Duterte dan Gordon: gaya manajemen parokial mereka, betapapun menarik dan cepatnya, tidak akan berhasil di kantor tertinggi negara di mana pendelegasian tugas ke jaringan nasional dan birokrasi, diplomasi dan kenegarawanan sangat dibutuhkan.
Trillanes dan Cayetano: dengan segala upaya mengungkap anomali, terutama Wakil Presiden Binay, mengapa mereka tidak dianggap pahlawan? Karena metode mereka melakukannya. Sama sekali bukan presiden. Padahal, kata yang digunakan oleh masyarakat adalah “kasar (kasar).“
Roxas: meskipun memiliki pengalaman manajemen yang luas, tidak adanya tuduhan korupsi berat yang terbukti, pendidikan dan silsilahnya, ia gagal untuk terhubung dengan masyarakat luas. Seringkali dia berusaha sangat keras hingga terlihat lucu. Selain itu, pendekatannya yang hati-hati membuatnya tampak ragu-ragu, terjebak dalam pusaran kelumpuhan analisis. Namun ia belajar dan belajar dan tampaknya kelemahan apa pun di bidang ini bukanlah dosa berat dan dapat diatasi dengan ketekunan. Namun, daya tarik massa dan kecerdasan jalanan akan membutuhkan lebih banyak usaha.

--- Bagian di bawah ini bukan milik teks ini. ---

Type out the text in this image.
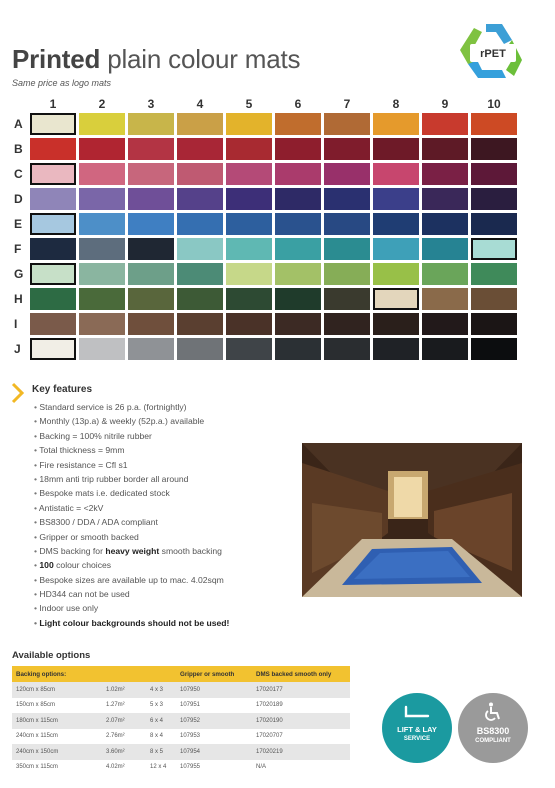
Printed plain colour mats
Same price as logo mats
rPET
1	2	3	4	5	6	7	8	9	10
A
B
C
D
E
F
G
H
I
J
Key features
• Standard service is 26 p.a. (fortnightly)
• Monthly (13p.a) & weekly (52p.a.) available
• Backing = 100% nitrile rubber
• Total thickness = 9mm
• Fire resistance = Cfl s1
• 18mm anti trip rubber border all around
• Bespoke mats i.e. dedicated stock
• Antistatic = <2kV
• BS8300 / DDA / ADA compliant
• Gripper or smooth backed
• DMS backing for heavy weight smooth backing
• 100 colour choices
• Bespoke sizes are available up to mac. 4.02sqm
• HD344 can not be used
• Indoor use only
• Light colour backgrounds should not be used!
Available options
Backing options:			Gripper or smooth	DMS backed smooth only
120cm x 85cm	1.02m²	4 x 3	107950	17020177
150cm x 85cm	1.27m²	5 x 3	107951	17020189
180cm x 115cm	2.07m²	6 x 4	107952	17020190
240cm x 115cm	2.76m²	8 x 4	107953	17020707
240cm x 150cm	3.60m²	8 x 5	107954	17020219
350cm x 115cm	4.02m²	12 x 4	107955	N/A
LIFT & LAY
SERVICE
BS8300
COMPLIANT
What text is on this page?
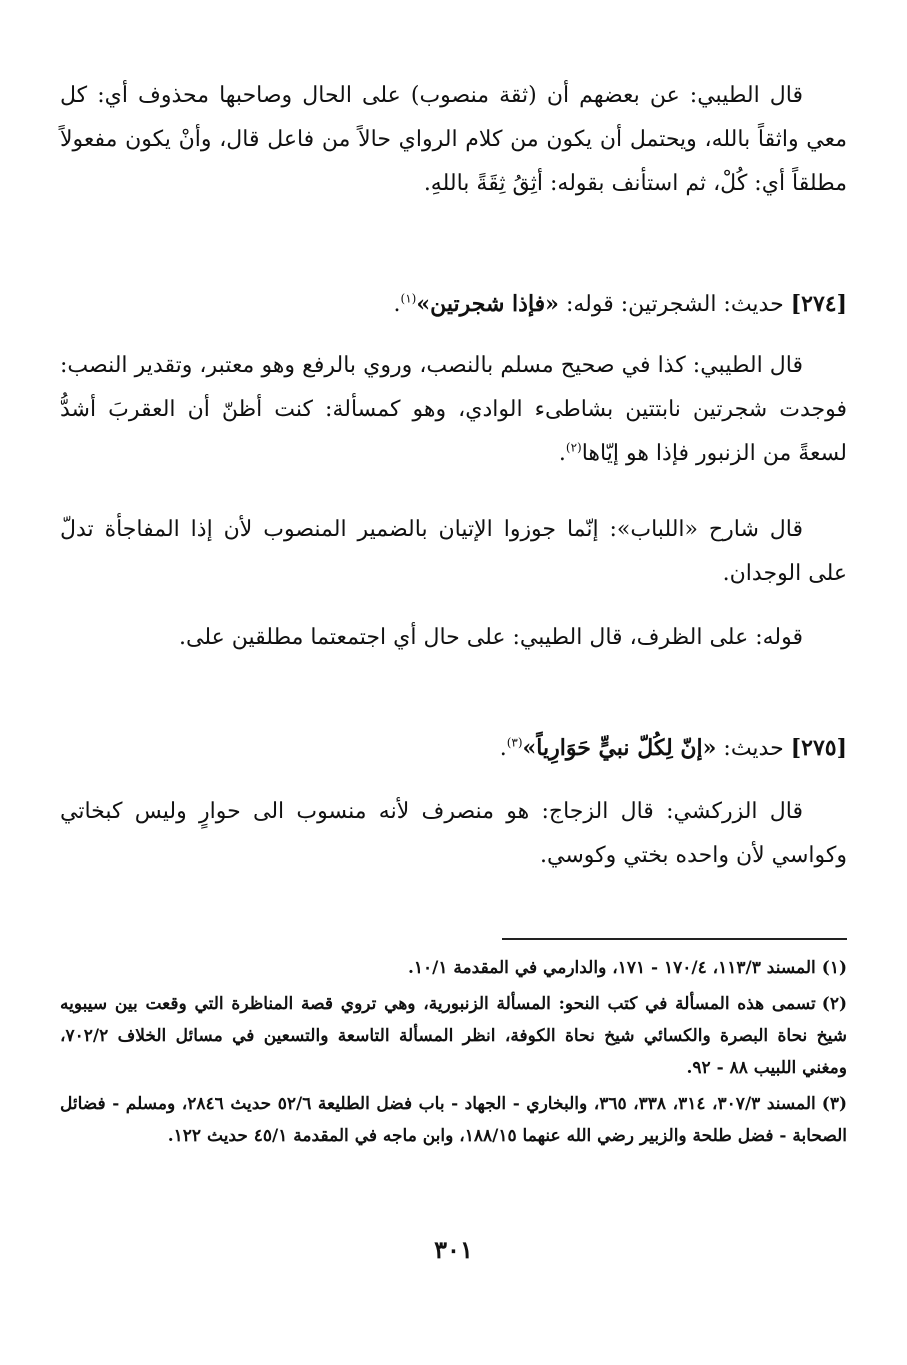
قال الطيبي: عن بعضهم أن (ثقة منصوب) على الحال وصاحبها محذوف أي: كل معي واثقاً بالله، ويحتمل أن يكون من كلام الرواي حالاً من فاعل قال، وأنْ يكون مفعولاً مطلقاً أي: كُلْ، ثم استأنف بقوله: أثِقُ ثِقَةً باللهِ.

[٢٧٤] حديث: الشجرتين: قوله: «فإذا شجرتين»$^{(١)}$.

قال الطيبي: كذا في صحيح مسلم بالنصب، وروي بالرفع وهو معتبر، وتقدير النصب: فوجدت شجرتين نابتتين بشاطىء الوادي، وهو كمسألة: كنت أظنّ أن العقربَ أشدُّ لسعةً من الزنبور فإذا هو إيّاها$^{(٢)}$.

قال شارح «اللباب»: إنّما جوزوا الإتيان بالضمير المنصوب لأن إذا المفاجأة تدلّ على الوجدان.

قوله: على الظرف، قال الطيبي: على حال أي اجتمعتما مطلقين على.

[٢٧٥] حديث: «إنّ لِكُلّ نبيٍّ حَوَارِياً»$^{(٣)}$.

قال الزركشي: قال الزجاج: هو منصرف لأنه منسوب الى حوارٍ وليس كبخاتي وكواسي لأن واحده بختي وكوسي.

(١)المسند ١١٣/٣، ١٧٠/٤ - ١٧١، والدارمي في المقدمة ١٠/١.

(٢)تسمى هذه المسألة في كتب النحو: المسألة الزنبورية، وهي تروي قصة المناظرة التي وقعت بين سيبويه شيخ نحاة البصرة والكسائي شيخ نحاة الكوفة، انظر المسألة التاسعة والتسعين في مسائل الخلاف ٧٠٢/٢، ومغني اللبيب ٨٨ - ٩٢.

(٣)المسند ٣٠٧/٣، ٣١٤، ٣٣٨، ٣٦٥، والبخاري - الجهاد - باب فضل الطليعة ٥٢/٦ حديث ٢٨٤٦، ومسلم - فضائل الصحابة - فضل طلحة والزبير رضي الله عنهما ١٨٨/١٥، وابن ماجه في المقدمة ٤٥/١ حديث ١٢٢.

٣٠١
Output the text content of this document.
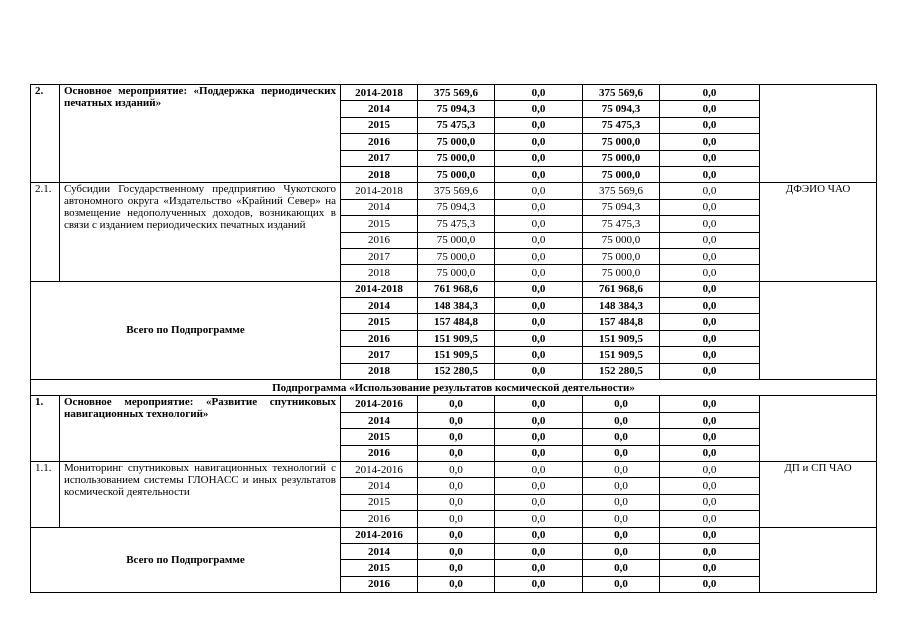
2.	Основное мероприятие: «Поддержка периодических печатных изданий»	2014-2018	375 569,6	0,0	375 569,6	0,0	
		2014	75 094,3	0,0	75 094,3	0,0	
		2015	75 475,3	0,0	75 475,3	0,0	
		2016	75 000,0	0,0	75 000,0	0,0	
		2017	75 000,0	0,0	75 000,0	0,0	
		2018	75 000,0	0,0	75 000,0	0,0	
2.1.	Субсидии Государственному предприятию Чукотского автономного округа «Издательство «Крайний Север» на возмещение недополученных доходов, возникающих в связи с изданием периодических печатных изданий	2014-2018	375 569,6	0,0	375 569,6	0,0	ДФЭИО ЧАО
		2014	75 094,3	0,0	75 094,3	0,0	
		2015	75 475,3	0,0	75 475,3	0,0	
		2016	75 000,0	0,0	75 000,0	0,0	
		2017	75 000,0	0,0	75 000,0	0,0	
		2018	75 000,0	0,0	75 000,0	0,0	
Всего по Подпрограмме		2014-2018	761 968,6	0,0	761 968,6	0,0	
		2014	148 384,3	0,0	148 384,3	0,0	
		2015	157 484,8	0,0	157 484,8	0,0	
		2016	151 909,5	0,0	151 909,5	0,0	
		2017	151 909,5	0,0	151 909,5	0,0	
		2018	152 280,5	0,0	152 280,5	0,0	
Подпрограмма «Использование результатов космической деятельности»							
1.	Основное мероприятие: «Развитие спутниковых навигационных технологий»	2014-2016	0,0	0,0	0,0	0,0	
		2014	0,0	0,0	0,0	0,0	
		2015	0,0	0,0	0,0	0,0	
		2016	0,0	0,0	0,0	0,0	
1.1.	Мониторинг спутниковых навигационных технологий с использованием системы ГЛОНАСС и иных результатов космической деятельности	2014-2016	0,0	0,0	0,0	0,0	ДП и СП ЧАО
		2014	0,0	0,0	0,0	0,0	
		2015	0,0	0,0	0,0	0,0	
		2016	0,0	0,0	0,0	0,0	
Всего по Подпрограмме		2014-2016	0,0	0,0	0,0	0,0	
		2014	0,0	0,0	0,0	0,0	
		2015	0,0	0,0	0,0	0,0	
		2016	0,0	0,0	0,0	0,0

Jadi, dengan semua ini, siapa yang harus dipilih oleh para pemilih? Kandidat yang dianggap dapat dimenangkan namun tidak memenuhi syarat? Atau yang mumpuni, namun dianggap tak terkalahkan (sejak awal)?
Dari angka survei saat ini, Binay adalah yang terbaik yang dapat dimenangkan, namun Poe tidak ketinggalan jauh saat ini.
Dan dalam bidang pilihan ini – bidang yang sangat terbatas – siapakah yang menonjol sebagai yang terbaik? Bisa dibilang dalam bidang pilihan buruk, Roxas mungkin adalah pilihan buruk terbaik yang kita miliki.
Begitulah cara kerja sistem pemilu kita. – Rappler.com
JP Fenix: 53 tahun di bumi, 32 tahun profesional komunikasi, 28 tahun jurnalis media cetak, 10 tahun jurnalis penyiaran, 8 tahun Kristen lahir baru, 7 tahun ayah penuh waktu, 53 tahun AD/HD.